Lonjakan BUMI berlangsung di tengah tingginya aktivitas transaksi. Hingga sekitar pukul 10.36 WIB, sebanyak 3,67 miliar saham perseroan berpindah tangan melalui 48.500 transaksi. Nilai perdagangan saham BUMI pada sesi tersebut mencapai sekitar Rp718 miliar.
Kinerja tersebut sekaligus memperpanjang tren penguatan yang sudah terlihat sehari sebelumnya. Pada perdagangan Kamis, 20 Agustus 2026, saham BUMI ditutup menguat 4,40 persen dengan volume sekitar 3,55 miliar saham. Pada hari yang sama, investor asing juga mencatatkan pembelian bersih BUMI sekitar Rp59,84 miliar.
Baca Juga: Intel Lepas Saham US$20 Miliar, Dana Jumbo Disiapkan untuk Ekspansi Teknologi AI
Dengan penguatan dua hari berturut-turut, perhatian investor kini tertuju pada kemampuan BUMI mempertahankan momentum tersebut. BRI Danareksa Sekuritas dalam risetnya pada Jumat memproyeksikan ruang penguatan masih terbuka apabila saham mampu menembus level Rp190. Dalam skenario tersebut, BUMI diperkirakan berpeluang bergerak menuju kisaran Rp196-Rp204.
Sentimen terhadap BUMI juga mendapat dukungan dari perkembangan fundamental perseroan. PT Bumi Resources Tbk melaporkan pendapatan kuartal I 2026 sebesar US$417,7 juta, naik 19,7 persen secara tahunan. Perseroan menyebut peningkatan produksi dan penjualan, serta perbaikan strip ratio, membantu mengimbangi penurunan rata-rata harga jual batu bara.
Prospek kinerja hingga akhir tahun turut menjadi perhatian. Riset Samuel Sekuritas yang dikutip dalam bahan sumber memperkirakan kinerja BUMI berpotensi membaik pada kuartal III 2026. Salah satu faktor yang menjadi perhatian adalah perkembangan produksi emas serta potensi penurunan biaya tunai seiring melemahnya harga bahan bakar.
Di sisi batu bara, prospek BUMI juga dipengaruhi oleh pergerakan harga komoditas dan kemampuan perusahaan menjaga volume produksi. Bumi Resources sendiri menempatkan ekspansi produksi serta pengembangan aset pertambangan sebagai bagian dari strategi pertumbuhan perusahaan.

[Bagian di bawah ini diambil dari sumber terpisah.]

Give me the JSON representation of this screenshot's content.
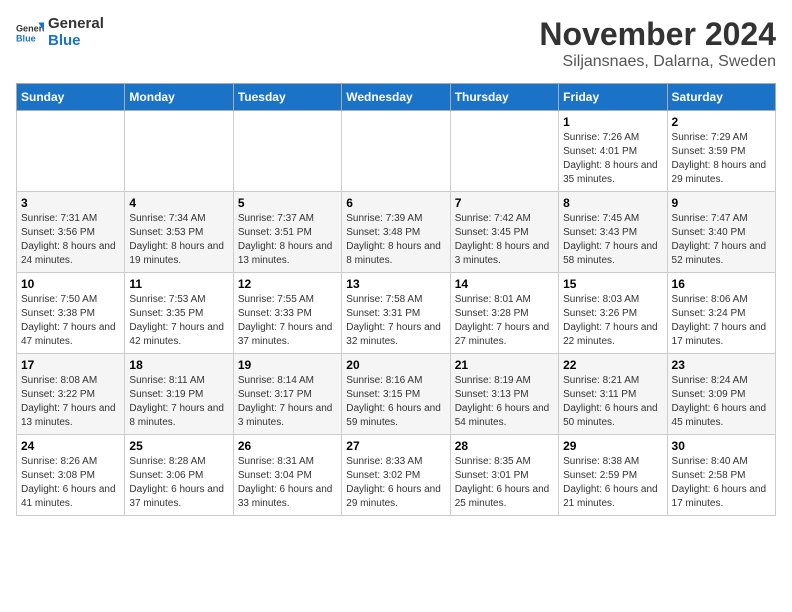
{
  "logo": {
    "line1": "General",
    "line2": "Blue"
  },
  "title": "November 2024",
  "location": "Siljansnaes, Dalarna, Sweden",
  "days_of_week": [
    "Sunday",
    "Monday",
    "Tuesday",
    "Wednesday",
    "Thursday",
    "Friday",
    "Saturday"
  ],
  "weeks": [
    [
      {
        "day": "",
        "info": ""
      },
      {
        "day": "",
        "info": ""
      },
      {
        "day": "",
        "info": ""
      },
      {
        "day": "",
        "info": ""
      },
      {
        "day": "",
        "info": ""
      },
      {
        "day": "1",
        "info": "Sunrise: 7:26 AM\nSunset: 4:01 PM\nDaylight: 8 hours and 35 minutes."
      },
      {
        "day": "2",
        "info": "Sunrise: 7:29 AM\nSunset: 3:59 PM\nDaylight: 8 hours and 29 minutes."
      }
    ],
    [
      {
        "day": "3",
        "info": "Sunrise: 7:31 AM\nSunset: 3:56 PM\nDaylight: 8 hours and 24 minutes."
      },
      {
        "day": "4",
        "info": "Sunrise: 7:34 AM\nSunset: 3:53 PM\nDaylight: 8 hours and 19 minutes."
      },
      {
        "day": "5",
        "info": "Sunrise: 7:37 AM\nSunset: 3:51 PM\nDaylight: 8 hours and 13 minutes."
      },
      {
        "day": "6",
        "info": "Sunrise: 7:39 AM\nSunset: 3:48 PM\nDaylight: 8 hours and 8 minutes."
      },
      {
        "day": "7",
        "info": "Sunrise: 7:42 AM\nSunset: 3:45 PM\nDaylight: 8 hours and 3 minutes."
      },
      {
        "day": "8",
        "info": "Sunrise: 7:45 AM\nSunset: 3:43 PM\nDaylight: 7 hours and 58 minutes."
      },
      {
        "day": "9",
        "info": "Sunrise: 7:47 AM\nSunset: 3:40 PM\nDaylight: 7 hours and 52 minutes."
      }
    ],
    [
      {
        "day": "10",
        "info": "Sunrise: 7:50 AM\nSunset: 3:38 PM\nDaylight: 7 hours and 47 minutes."
      },
      {
        "day": "11",
        "info": "Sunrise: 7:53 AM\nSunset: 3:35 PM\nDaylight: 7 hours and 42 minutes."
      },
      {
        "day": "12",
        "info": "Sunrise: 7:55 AM\nSunset: 3:33 PM\nDaylight: 7 hours and 37 minutes."
      },
      {
        "day": "13",
        "info": "Sunrise: 7:58 AM\nSunset: 3:31 PM\nDaylight: 7 hours and 32 minutes."
      },
      {
        "day": "14",
        "info": "Sunrise: 8:01 AM\nSunset: 3:28 PM\nDaylight: 7 hours and 27 minutes."
      },
      {
        "day": "15",
        "info": "Sunrise: 8:03 AM\nSunset: 3:26 PM\nDaylight: 7 hours and 22 minutes."
      },
      {
        "day": "16",
        "info": "Sunrise: 8:06 AM\nSunset: 3:24 PM\nDaylight: 7 hours and 17 minutes."
      }
    ],
    [
      {
        "day": "17",
        "info": "Sunrise: 8:08 AM\nSunset: 3:22 PM\nDaylight: 7 hours and 13 minutes."
      },
      {
        "day": "18",
        "info": "Sunrise: 8:11 AM\nSunset: 3:19 PM\nDaylight: 7 hours and 8 minutes."
      },
      {
        "day": "19",
        "info": "Sunrise: 8:14 AM\nSunset: 3:17 PM\nDaylight: 7 hours and 3 minutes."
      },
      {
        "day": "20",
        "info": "Sunrise: 8:16 AM\nSunset: 3:15 PM\nDaylight: 6 hours and 59 minutes."
      },
      {
        "day": "21",
        "info": "Sunrise: 8:19 AM\nSunset: 3:13 PM\nDaylight: 6 hours and 54 minutes."
      },
      {
        "day": "22",
        "info": "Sunrise: 8:21 AM\nSunset: 3:11 PM\nDaylight: 6 hours and 50 minutes."
      },
      {
        "day": "23",
        "info": "Sunrise: 8:24 AM\nSunset: 3:09 PM\nDaylight: 6 hours and 45 minutes."
      }
    ],
    [
      {
        "day": "24",
        "info": "Sunrise: 8:26 AM\nSunset: 3:08 PM\nDaylight: 6 hours and 41 minutes."
      },
      {
        "day": "25",
        "info": "Sunrise: 8:28 AM\nSunset: 3:06 PM\nDaylight: 6 hours and 37 minutes."
      },
      {
        "day": "26",
        "info": "Sunrise: 8:31 AM\nSunset: 3:04 PM\nDaylight: 6 hours and 33 minutes."
      },
      {
        "day": "27",
        "info": "Sunrise: 8:33 AM\nSunset: 3:02 PM\nDaylight: 6 hours and 29 minutes."
      },
      {
        "day": "28",
        "info": "Sunrise: 8:35 AM\nSunset: 3:01 PM\nDaylight: 6 hours and 25 minutes."
      },
      {
        "day": "29",
        "info": "Sunrise: 8:38 AM\nSunset: 2:59 PM\nDaylight: 6 hours and 21 minutes."
      },
      {
        "day": "30",
        "info": "Sunrise: 8:40 AM\nSunset: 2:58 PM\nDaylight: 6 hours and 17 minutes."
      }
    ]
  ]
}
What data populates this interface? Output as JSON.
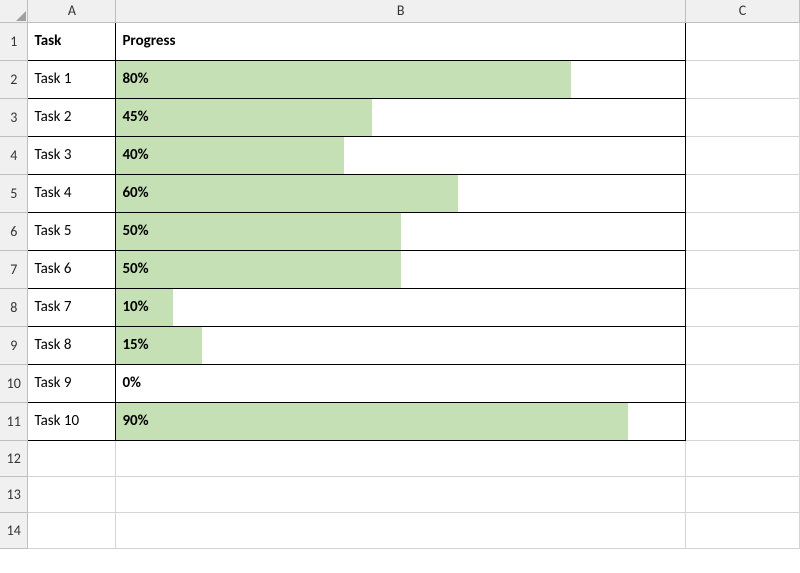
{
  "columns": [
    "A",
    "B",
    "C"
  ],
  "row_numbers": [
    1,
    2,
    3,
    4,
    5,
    6,
    7,
    8,
    9,
    10,
    11,
    12,
    13,
    14
  ],
  "headers": {
    "task": "Task",
    "progress": "Progress"
  },
  "rows": [
    {
      "task": "Task 1",
      "progress": 80,
      "label": "80%"
    },
    {
      "task": "Task 2",
      "progress": 45,
      "label": "45%"
    },
    {
      "task": "Task 3",
      "progress": 40,
      "label": "40%"
    },
    {
      "task": "Task 4",
      "progress": 60,
      "label": "60%"
    },
    {
      "task": "Task 5",
      "progress": 50,
      "label": "50%"
    },
    {
      "task": "Task 6",
      "progress": 50,
      "label": "50%"
    },
    {
      "task": "Task 7",
      "progress": 10,
      "label": "10%"
    },
    {
      "task": "Task 8",
      "progress": 15,
      "label": "15%"
    },
    {
      "task": "Task 9",
      "progress": 0,
      "label": "0%"
    },
    {
      "task": "Task 10",
      "progress": 90,
      "label": "90%"
    }
  ],
  "colors": {
    "bar": "#c5e0b4"
  },
  "chart_data": {
    "type": "bar",
    "title": "",
    "xlabel": "Progress",
    "ylabel": "Task",
    "categories": [
      "Task 1",
      "Task 2",
      "Task 3",
      "Task 4",
      "Task 5",
      "Task 6",
      "Task 7",
      "Task 8",
      "Task 9",
      "Task 10"
    ],
    "values": [
      80,
      45,
      40,
      60,
      50,
      50,
      10,
      15,
      0,
      90
    ],
    "xlim": [
      0,
      100
    ],
    "grid": false,
    "legend": false,
    "note": "In-cell data bars (Excel conditional formatting)"
  }
}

Baca Juga: IHSG Berpeluang Lanjut Reli di HUT ke-49 Pasar Modal, 4 Saham Ini Masuk Radar
Pergerakan saham BUMI juga tidak terlepas dari perhatian pasar terhadap posisi perseroan dalam indeks global. Bahan sumber menyebut BUMI tetap menjadi konstituen MSCI Global Small Cap Index Indonesia untuk periode Agustus 2026. Faktor tersebut turut menjadi salah satu sentimen yang diperhitungkan investor dalam melihat prospek saham.
Selain bisnis utama batu bara, perkembangan anak usaha juga menjadi bagian dari cerita BUMI. PT Bumi Resources Minerals Tbk (BRMS) menyelesaikan pembelian sisa 3,03 persen saham PT Citra Palu Minerals pada Juni 2026 sehingga kepemilikannya di perusahaan tersebut menjadi 100 persen. Perkembangan itu memperkuat posisi BRMS dalam bisnis pertambangan emas Grup BUMI.
Meski demikian, penguatan harga saham dan tingginya net buy asing tidak otomatis menjamin tren kenaikan akan berlanjut. Pergerakan BUMI tetap akan dipengaruhi kondisi pasar saham secara keseluruhan, harga komoditas, kinerja operasional, serta kemampuan perseroan memenuhi ekspektasi investor.